Wally Kuntsmann, the president of the National Stadium National Memory group of ex-prisoners, said she is a fan of soccer and the Chilean team, despite the atrocities she witnessed while imprisoned. She's particularly fond of Carlos Caszely, the forward whose mother was put into jail and refused to shake Pinochet's hand in a meeting before the 1974 World Cup.

Chile qualified for the tournament in part because of the USSR's refusal to travel to the stadium for a World Cup qualifier after hearing the reports of prisoners being kept and murdered at the Estadio Nacional. Fifa came to investigate the stadium and, apparently finding no evidence of the prisoners being kept there, decreed the match would go on. Most of the prisoners were transferred to another site soon after. The USSR stayed the course and Chile qualified by scoring a goal against no opponent.
Kunstmann insists those who suffered after the coup must always be remembered

Estadio Nacional was just one of thousands of camps where communists, political protesters or even workers like Mendez were taken after Pinochet's rise.
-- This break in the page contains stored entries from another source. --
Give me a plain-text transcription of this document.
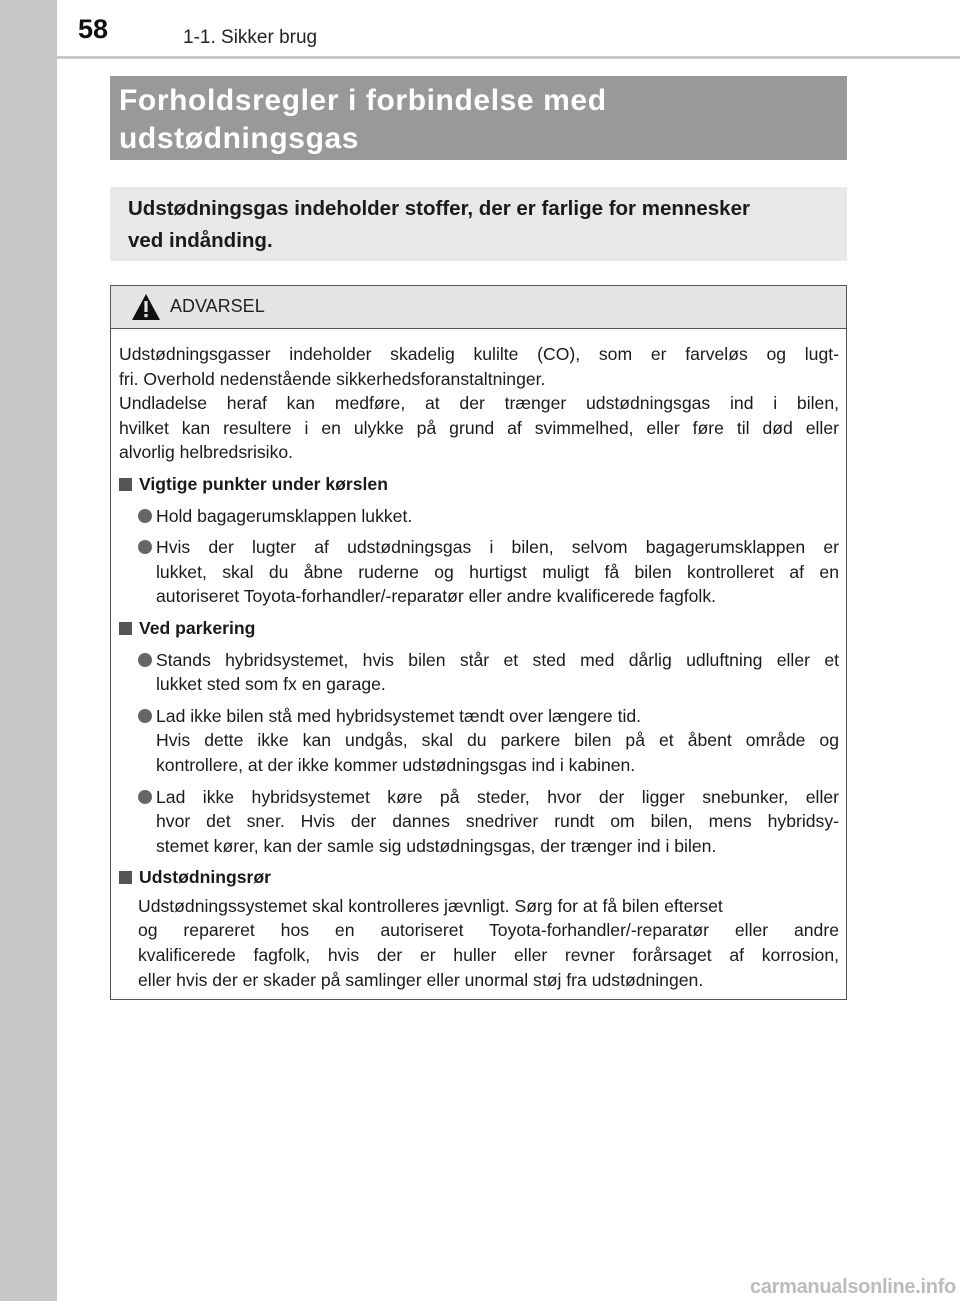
58	1-1. Sikker brug
Forholdsregler i forbindelse med
udstødningsgas
Udstødningsgas indeholder stoffer, der er farlige for mennesker
ved indånding.
ADVARSEL
Udstødningsgasser indeholder skadelig kulilte (CO), som er farveløs og lugt-
fri. Overhold nedenstående sikkerhedsforanstaltninger.
Undladelse heraf kan medføre, at der trænger udstødningsgas ind i bilen,
hvilket kan resultere i en ulykke på grund af svimmelhed, eller føre til død eller
alvorlig helbredsrisiko.
Vigtige punkter under kørslen
Hold bagagerumsklappen lukket.
Hvis der lugter af udstødningsgas i bilen, selvom bagagerumsklappen er
lukket, skal du åbne ruderne og hurtigst muligt få bilen kontrolleret af en
autoriseret Toyota-forhandler/-reparatør eller andre kvalificerede fagfolk.
Ved parkering
Stands hybridsystemet, hvis bilen står et sted med dårlig udluftning eller et
lukket sted som fx en garage.
Lad ikke bilen stå med hybridsystemet tændt over længere tid.
Hvis dette ikke kan undgås, skal du parkere bilen på et åbent område og
kontrollere, at der ikke kommer udstødningsgas ind i kabinen.
Lad ikke hybridsystemet køre på steder, hvor der ligger snebunker, eller
hvor det sner. Hvis der dannes snedriver rundt om bilen, mens hybridsy-
stemet kører, kan der samle sig udstødningsgas, der trænger ind i bilen.
Udstødningsrør
Udstødningssystemet skal kontrolleres jævnligt. Sørg for at få bilen efterset
og repareret hos en autoriseret Toyota-forhandler/-reparatør eller andre
kvalificerede fagfolk, hvis der er huller eller revner forårsaget af korrosion,
eller hvis der er skader på samlinger eller unormal støj fra udstødningen.
carmanualsonline.info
And while the stadium has a dark history, it also stands a symbol of hope. Allende's government was defeated in a 1988 vote when nearly 56% of Chileans voted against him serving eight more years as president. A new government was organized with Patricio Aylwin emerging as the new head of state. In a 1990 rally to celebrate Chile's return to democracy, a small girl gave Aylwin a book in which Chilean exiles had written their hopes and goals for the new Chile.

Those dreams haven't all been realised. Political problems persist  with teachers and transportation workers among those protesting during this year's Copa America. Despite those issues, Chile has still taken large strides as a nation. Mendez and Kuntsmann hope that development continues with the nation's youth learning about the past the government's opponents endured and making sure Chile does not dip into another dark chapter.

"Young people are going to direct the future of our country," Kuntsmann said. "They need to see how grave these things were."

But it also serves to let those imprisoned - in the Estadio Nacional and elsewhere throughout the country - know that they're not forgotten.

Kuntsmann added: "I feel that the Estadio Nacional is the most representative place of Chile.

"I believe that every Chilean that knows about the horror of the military coup should feel that the stadium represents them to remember and to feel the violations of human rights that occurred here."